Here’s our committee member list. Give them a big pat on the back and thank you when you see them.

  • Joe Greco Arrowhead
  • Ron Foster Arrowhead
  • Carson Heineke Camelot
  • Jerry Jensen Camelot
  • Scott Bordeaux Petenwell
  • Rick Georgeson Petenwell
  • Dave Trudeau Sherwood
  • Jerry Wiessinger Sherwood
  • John Endrizzi Town-wide
  • Scott Provost DNR Water Resources Management Specialist
  • Wally Sedlar Adams County Conservationist
  • Bob Benkowski TriLakes Board advisor
  • Wayne Johnson Rome Town Board advisor

A resident attendee at our last meeting volunteered to assist one of our workgroups.

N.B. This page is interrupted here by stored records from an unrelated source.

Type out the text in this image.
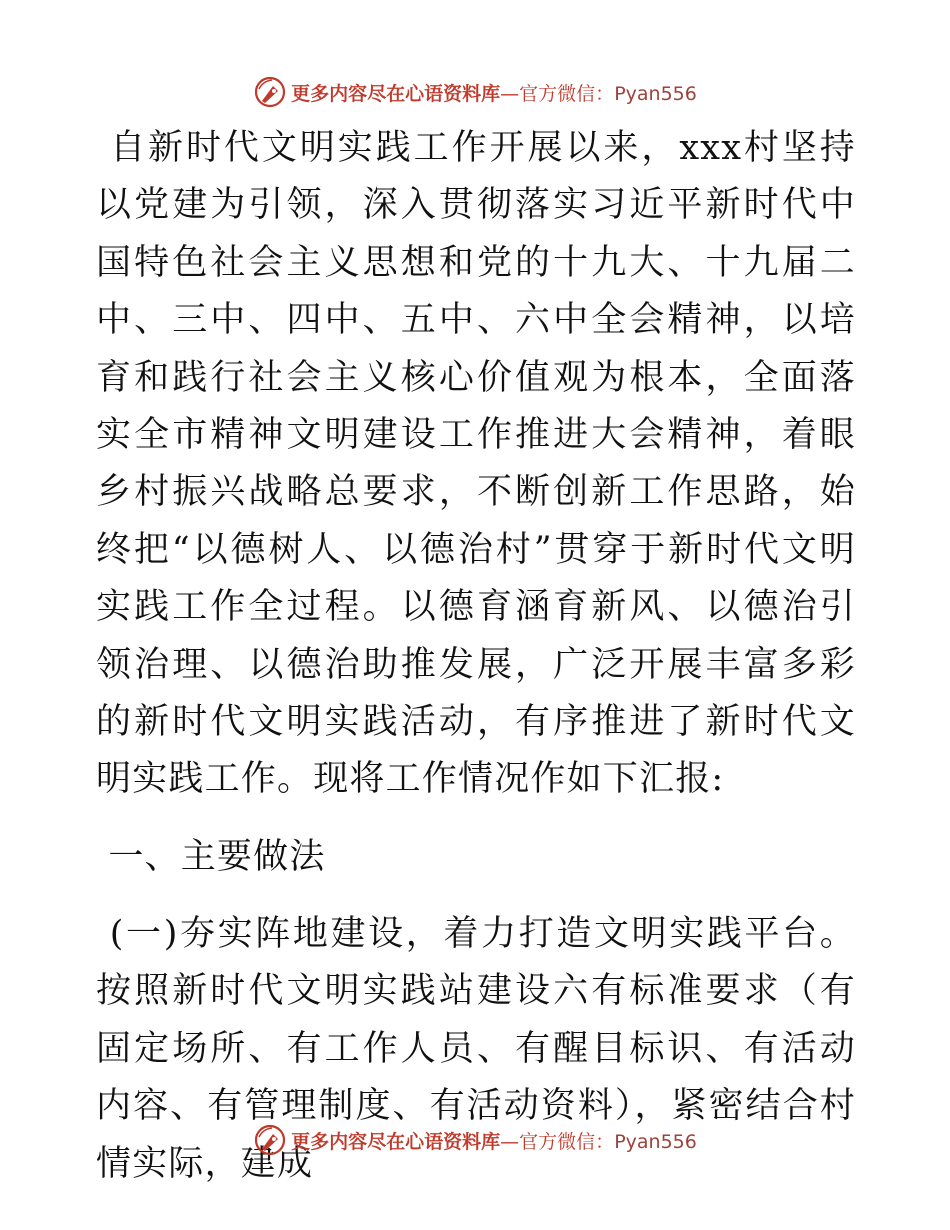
更多内容尽在心语资料库—官方微信：Pyan556

自新时代文明实践工作开展以来，xxx村坚持以党建为引领，深入贯彻落实习近平新时代中国特色社会主义思想和党的十九大、十九届二中、三中、四中、五中、六中全会精神，以培育和践行社会主义核心价值观为根本，全面落实全市精神文明建设工作推进大会精神，着眼乡村振兴战略总要求，不断创新工作思路，始终把“以德树人、以德治村”贯穿于新时代文明实践工作全过程。以德育涵育新风、以德治引领治理、以德治助推发展，广泛开展丰富多彩的新时代文明实践活动，有序推进了新时代文明实践工作。现将工作情况作如下汇报:

一、主要做法

(一)夯实阵地建设，着力打造文明实践平台。按照新时代文明实践站建设六有标准要求（有固定场所、有工作人员、有醒目标识、有活动内容、有管理制度、有活动资料），紧密结合村情实际，建成

更多内容尽在心语资料库—官方微信：Pyan556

We encourage that, and we encourage everyone’s attendance at our monthly meetings. We meet the second Monday of each month at the Rome Town Hall at 2:00 PM. Join us there, and if you can’t make it watch for us on the community cable channel. And if you have some skills to share, come help us in this endeavor.

Don Ystad Chairman

14 Mile Watershed Committee Update September 13, 2017

Many of you will recall that this committee was formed following a motion at the 2016 TriLakes annual meeting. Its purpose was to provide assistance to TriLakes in identifying the causes of our lakes water quality issues and helping to identify solutions. With leadership from TriLakes board member Steve Nowicki, the committee was launched late last year with members from each lake group, and with representation from DNR’s Scott Provost, and Adams County Conservationist Wally Sedlar. At the request of incoming Rome Town Chairman Wayne Johnson, Steve added members representing Lake Petenwell, completing the watershed coverage from its start upstream of our lakes system to its end at Lake Petenwell.

Some of our activities this past year included a lunch and learn with upstream farmers to establish a line of communication, a lunch and learn with fertilizer applicators to expand the line of communication, and a property owner’s water quality workshop to discuss our own impact on the watershed. Additionally, we launched a soil test program to determine how much phosphorous is resident within our shoreline properties, and to what extent fertilizers may impact out water quality. We brought in an expert from UW Stevens Point to discuss his observations of upstream nutrients impacting our lakes. And, we secured funding for equipment and testing of flow and nutrient content of our lakes and upstream watershed to better determine the source of the high nitrates and other pollutants. This group, led by John Endrizzi and Scott Provost, will perform tests throughout the water shed on a regular basis, as well as doing event testing driven by heavy rain and other events. Also, we have just formed a couple of workgroups to make recommendations to our town for better regulation of fertilizer application around lakes, and another group working to identify means to reduce shoreline soil erosion and fertilizer runoff. As we investigate upstream sources, we need to also understand our own impact on water quality.

We find ourselves at the point where this group can operate with more autonomy with guidance by both TriLakes and our Rome Town Board. So, while we appreciate Steve Nowicki's efforts in getting us up and running, we feel we can be more effective as a citizen led committee with TriLakes operating as a sponsor and liaison. A motion to that effect was made at the recent TriLakes annual meeting and we took steps at this past Monday’s 14 Mile watershed Committee meeting to put that change into effect. Consequently, I was made Committee Chairman by my fellow participants and I want to thank them all for this vote of confidence.

I want to thank Steve Nowicki for getting us started and I hope we will continue to have his support and guidance. As we move forward, I would invite each of you to join our monthly meetings and be a part of this effort to clean up our lakes. We heard the message loud and clear at the annual meeting and will do our best to keep you well informed about our progress.